The above is the Chat GPT training process. This is an improved instruct GPT. The improvement is mainly due to some differences in the method of labeling data collection. Other aspects, including the model structure and training process, basically follow the instruction GPT. It is estimated that this Reinforcement Learning from Human Feedback technology will soon spread to other content creation directions, such as a direction that is easy to think of, similar to "A machine translation model based on Reinforcement Learning from Human Feedback" and so on. However, I personally think that it is not very important to adopt this technology in the specific field of NLP content generation, because Chat GPT itself can handle many different types of tasks, basically covering many subfields generated by NLP. Therefore, for some subdivisions of NLP, the value of using this technology alone is not great, and its feasibility can be considered to be verified by Chat GPT. If this technology is applied to the creation of other modes, such as images, audio, video, etc., this may be a direction worth exploring. Might see something like "A XXX diffusion model based on Reinforcement Learning from Human Feedback" soon.

Disadvantages of Chat GPT

Despite the rave reviews and growing merchant adoption of Chat GPT, there are still many drawbacks.

1. Response lacks coherence

Because Chat GPT can only be based on the above and has poor memory, it tends to forget some important information. Researchers are developing an AI that can look at short-term and long-term characteristics when predicting the next letter in text. This strategy is called convolution. A neural network using convolutions can track information long enough to stay on topic. 

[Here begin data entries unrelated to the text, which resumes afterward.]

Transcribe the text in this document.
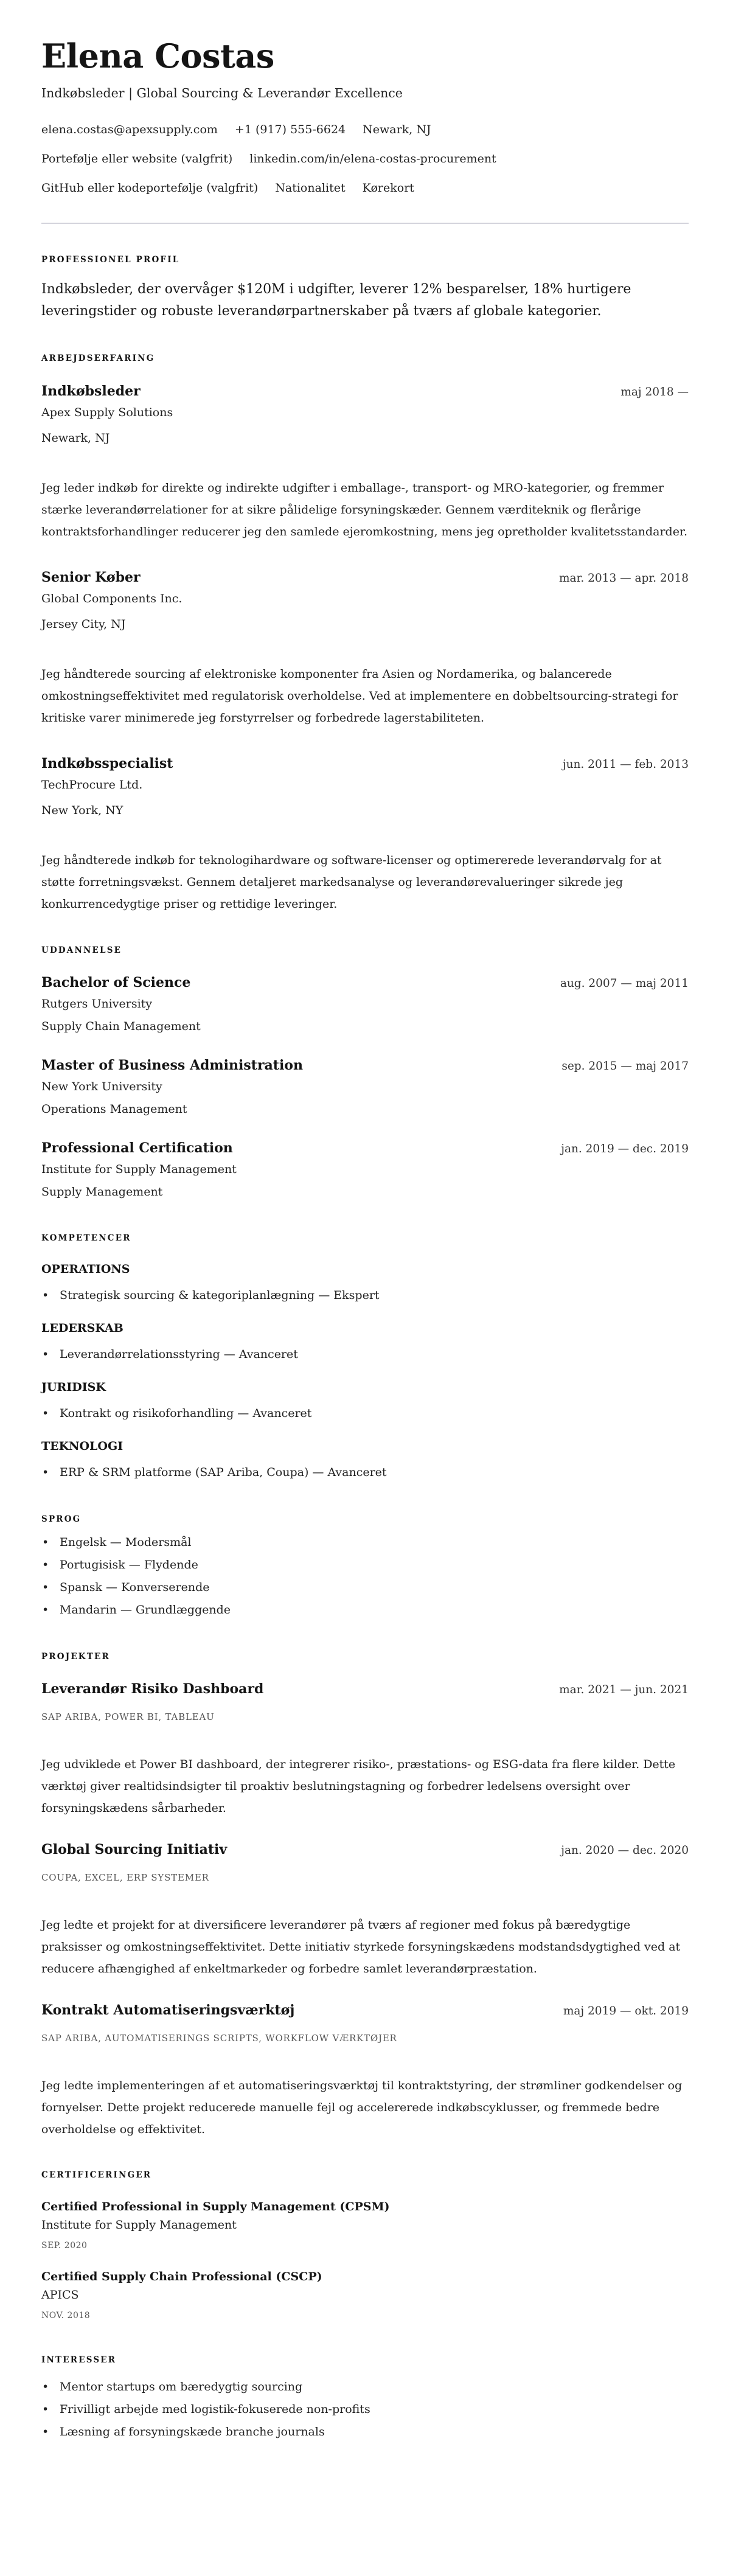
Elena Costas
Indkøbsleder | Global Sourcing & Leverandør Excellence
elena.costas@apexsupply.com +1 (917) 555-6624 Newark, NJ
Portefølje eller website (valgfrit) linkedin.com/in/elena-costas-procurement
GitHub eller kodeportefølje (valgfrit) Nationalitet Kørekort
PROFESSIONEL PROFIL

Indkøbsleder, der overvåger $120M i udgifter, leverer 12% besparelser, 18% hurtigere leveringstider og robuste leverandørpartnerskaber på tværs af globale kategorier.

ARBEJDSERFARING
Indkøbsleder	maj 2018 —
Apex Supply Solutions
Newark, NJ

Jeg leder indkøb for direkte og indirekte udgifter i emballage-, transport- og MRO-kategorier, og fremmer stærke leverandørrelationer for at sikre pålidelige forsyningskæder. Gennem værditeknik og flerårige kontraktsforhandlinger reducerer jeg den samlede ejeromkostning, mens jeg opretholder kvalitetsstandarder.

Senior Køber	mar. 2013 — apr. 2018
Global Components Inc.
Jersey City, NJ

Jeg håndterede sourcing af elektroniske komponenter fra Asien og Nordamerika, og balancerede omkostningseffektivitet med regulatorisk overholdelse. Ved at implementere en dobbeltsourcing-strategi for kritiske varer minimerede jeg forstyrrelser og forbedrede lagerstabiliteten.

Indkøbsspecialist	jun. 2011 — feb. 2013
TechProcure Ltd.
New York, NY

Jeg håndterede indkøb for teknologihardware og software-licenser og optimererede leverandørvalg for at støtte forretningsvækst. Gennem detaljeret markedsanalyse og leverandørevalueringer sikrede jeg konkurrencedygtige priser og rettidige leveringer.

UDDANNELSE
Bachelor of Science	aug. 2007 — maj 2011
Rutgers University
Supply Chain Management
Master of Business Administration	sep. 2015 — maj 2017
New York University
Operations Management
Professional Certification	jan. 2019 — dec. 2019
Institute for Supply Management
Supply Management
KOMPETENCER
OPERATIONS
• Strategisk sourcing & kategoriplanlægning — Ekspert
LEDERSKAB
• Leverandørrelationsstyring — Avanceret
JURIDISK
• Kontrakt og risikoforhandling — Avanceret
TEKNOLOGI
• ERP & SRM platforme (SAP Ariba, Coupa) — Avanceret
SPROG
• Engelsk — Modersmål
• Portugisisk — Flydende
• Spansk — Konverserende
• Mandarin — Grundlæggende
PROJEKTER
Leverandør Risiko Dashboard	mar. 2021 — jun. 2021
SAP ARIBA, POWER BI, TABLEAU

Jeg udviklede et Power BI dashboard, der integrerer risiko-, præstations- og ESG-data fra flere kilder. Dette værktøj giver realtidsindsigter til proaktiv beslutningstagning og forbedrer ledelsens oversight over forsyningskædens sårbarheder.

Global Sourcing Initiativ	jan. 2020 — dec. 2020
COUPA, EXCEL, ERP SYSTEMER

Jeg ledte et projekt for at diversificere leverandører på tværs af regioner med fokus på bæredygtige praksisser og omkostningseffektivitet. Dette initiativ styrkede forsyningskædens modstandsdygtighed ved at reducere afhængighed af enkeltmarkeder og forbedre samlet leverandørpræstation.

Kontrakt Automatiseringsværktøj	maj 2019 — okt. 2019
SAP ARIBA, AUTOMATISERINGS SCRIPTS, WORKFLOW VÆRKTØJER

Jeg ledte implementeringen af et automatiseringsværktøj til kontraktstyring, der strømliner godkendelser og fornyelser. Dette projekt reducerede manuelle fejl og accelererede indkøbscyklusser, og fremmede bedre overholdelse og effektivitet.

CERTIFICERINGER
Certified Professional in Supply Management (CPSM)
Institute for Supply Management
SEP. 2020
Certified Supply Chain Professional (CSCP)
APICS
NOV. 2018
INTERESSER
• Mentor startups om bæredygtig sourcing
• Frivilligt arbejde med logistik-fokuserede non-profits
• Læsning af forsyningskæde branche journals
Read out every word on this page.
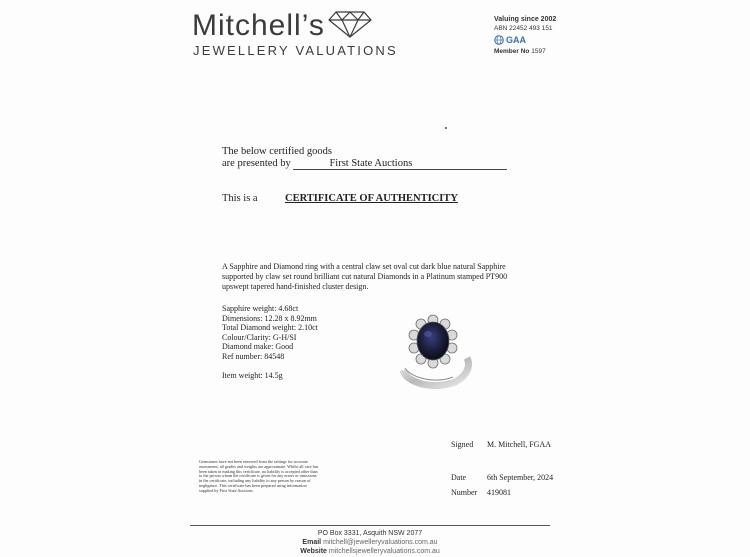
Mitchell’s
JEWELLERY VALUATIONS
Valuing since 2002
ABN 22452 493 151
GAA
Member No 1597
The below certified goods
are presented by	First State Auctions
This is a	CERTIFICATE OF AUTHENTICITY
A Sapphire and Diamond ring with a central claw set oval cut dark blue natural Sapphire supported by claw set round brilliant cut natural Diamonds in a Platinum stamped PT900 upswept tapered hand-finished cluster design.
Sapphire weight: 4.68ct
Dimensions: 12.28 x 8.92mm
Total Diamond weight: 2.10ct
Colour/Clarity: G-H/SI
Diamond make: Good
Ref number: 84548
Item weight: 14.5g
Signed M. Mitchell, FGAA
Date	6th September, 2024
Number 419081
Gemstones have not been removed from the settings for accurate assessment, all grades and weights are approximate. Whilst all care has been taken in making this certificate, no liability is accepted other than to the person whom the certificate is given for any errors or omissions in the certificate, including any liability to any person by reason of negligence. This certificate has been prepared using information supplied by First State Auctions.
PO Box 3331, Asquith NSW 2077
Email mitchell@jewelleryvaluations.com.au
Website mitchellsjewelleryvaluations.com.au
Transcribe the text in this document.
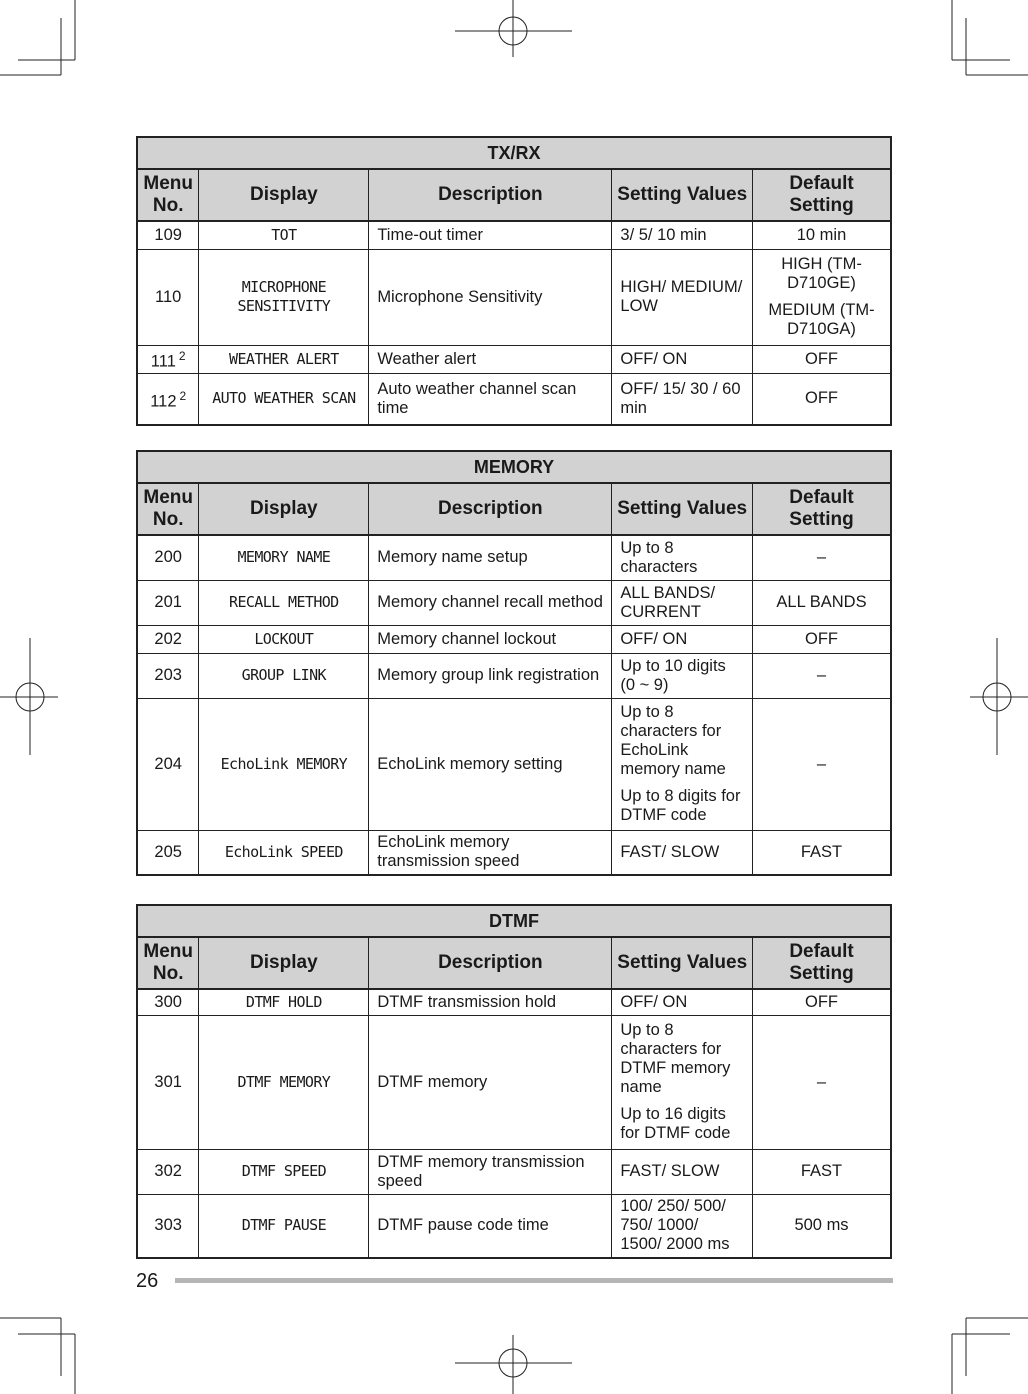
TX/RX				
Menu No.	Display	Description	Setting Values	Default Setting
109	TOT	Time-out timer	3/ 5/ 10 min	10 min
110	MICROPHONE SENSITIVITY	Microphone Sensitivity	HIGH/ MEDIUM/ LOW	HIGH (TM-D710GE)
MEDIUM (TM-D710GA)

111 $^2$	WEATHER ALERT	Weather alert	OFF/ ON	OFF
112 $^2$	AUTO WEATHER SCAN	Auto weather channel scan time	OFF/ 15/ 30 / 60 min	OFF
MEMORY				
Menu No.	Display	Description	Setting Values	Default Setting
200	MEMORY NAME	Memory name setup	Up to 8 characters	–
201	RECALL METHOD	Memory channel recall method	ALL BANDS/ CURRENT	ALL BANDS
202	LOCKOUT	Memory channel lockout	OFF/ ON	OFF
203	GROUP LINK	Memory group link registration	Up to 10 digits (0 ~ 9)	–
204	EchoLink MEMORY	EchoLink memory setting	Up to 8 characters for EchoLink memory name
Up to 8 digits for DTMF code	–
205	EchoLink SPEED	EchoLink memory transmission speed	FAST/ SLOW	FAST
DTMF				
Menu No.	Display	Description	Setting Values	Default Setting
300	DTMF HOLD	DTMF transmission hold	OFF/ ON	OFF
301	DTMF MEMORY	DTMF memory	Up to 8 characters for DTMF memory name
Up to 16 digits for DTMF code	–
302	DTMF SPEED	DTMF memory transmission speed	FAST/ SLOW	FAST
303	DTMF PAUSE	DTMF pause code time	100/ 250/ 500/ 750/ 1000/ 1500/ 2000 ms	500 ms
26
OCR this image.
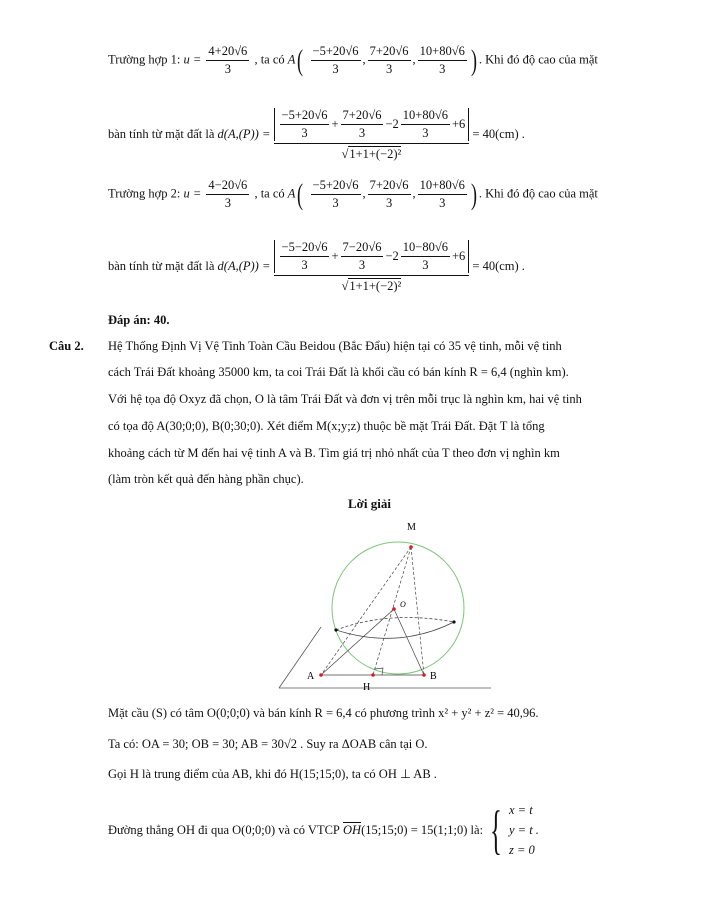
Trường hợp 1: $u = \frac{4+20√6}{3}$ , ta có $A( \frac{-5+20√6}{3}$ , $\frac{7+20√6}{3}$ , $\frac{10+80√6}{3}$ ) . Khi đó độ cao của mặt
bàn tính từ mặt đất là $d(A,(P)) = \frac{-5+20√6}{3} + \frac{7+20√6}{3} -2 \frac{10+80√6}{3} +6$
√1+1+(−2)²
= 40(cm) .
Trường hợp 2: $u = \frac{4-20√6}{3}$ , ta có $A( \frac{-5+20√6}{3}$ , $\frac{7+20√6}{3}$ , $\frac{10+80√6}{3}$ ) . Khi đó độ cao của mặt
bàn tính từ mặt đất là $d(A,(P)) = \frac{-5-20√6}{3} + \frac{7-20√6}{3} -2 \frac{10-80√6}{3} +6$
√1+1+(−2)²
= 40(cm) .
Đáp án: 40.
Câu 2. Hệ Thống Định Vị Vệ Tinh Toàn Cầu Beidou (Bắc Đẩu) hiện tại có 35 vệ tinh, mỗi vệ tinh
cách Trái Đất khoảng 35000 km, ta coi Trái Đất là khối cầu có bán kính R = 6,4 (nghìn km).
Với hệ tọa độ Oxyz đã chọn, O là tâm Trái Đất và đơn vị trên mỗi trục là nghìn km, hai vệ tinh
có tọa độ A(30;0;0), B(0;30;0). Xét điểm M(x;y;z) thuộc bề mặt Trái Đất. Đặt T là tổng
khoảng cách từ M đến hai vệ tinh A và B. Tìm giá trị nhỏ nhất của T theo đơn vị nghìn km
(làm tròn kết quả đến hàng phần chục).
Lời giải
M
O
A	B
H
Mặt cầu (S) có tâm O(0;0;0) và bán kính R = 6,4 có phương trình x² + y² + z² = 40,96.
Ta có: OA = 30; OB = 30; AB = 30√2 . Suy ra ΔOAB cân tại O.
Gọi H là trung điểm của AB, khi đó H(15;15;0), ta có OH ⊥ AB .
Đường thẳng OH đi qua O(0;0;0) và có VTCP
OH (15;15;0) = 15(1;1;0) là: { x = t
y = t .
z = 0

2. There are sometimes biases

Because the Chat GPT training dataset is text, which reflects human worldview, which inevitably contains human bias. If businesses use Chat GPT to compose emails, articles, papers, etc. without human review, the legal and reputational risks are significant. For example, a racially biased article can have significant consequences.

Jerome Pesenti, Facebook's head of AI, used tweets generated by Kumar's GPT-3 to show how dangerous the output could be, using words like "Jews, blacks, women, or the Holocaust" as needed. Kumar argued that the tweets were handpicked, and Pesenti agreed, but responded that "generating racist and sexist output shouldn't be so easy, especially when it's neutral."

In addition, the evaluation of GPT-3 articles is also biased. The style of human written texts can vary widely by culture and gender. If GPT-3 grades papers without proofreading, the GPT-3 paper raters might rate students higher because their writing style is more prevalent in the training data. 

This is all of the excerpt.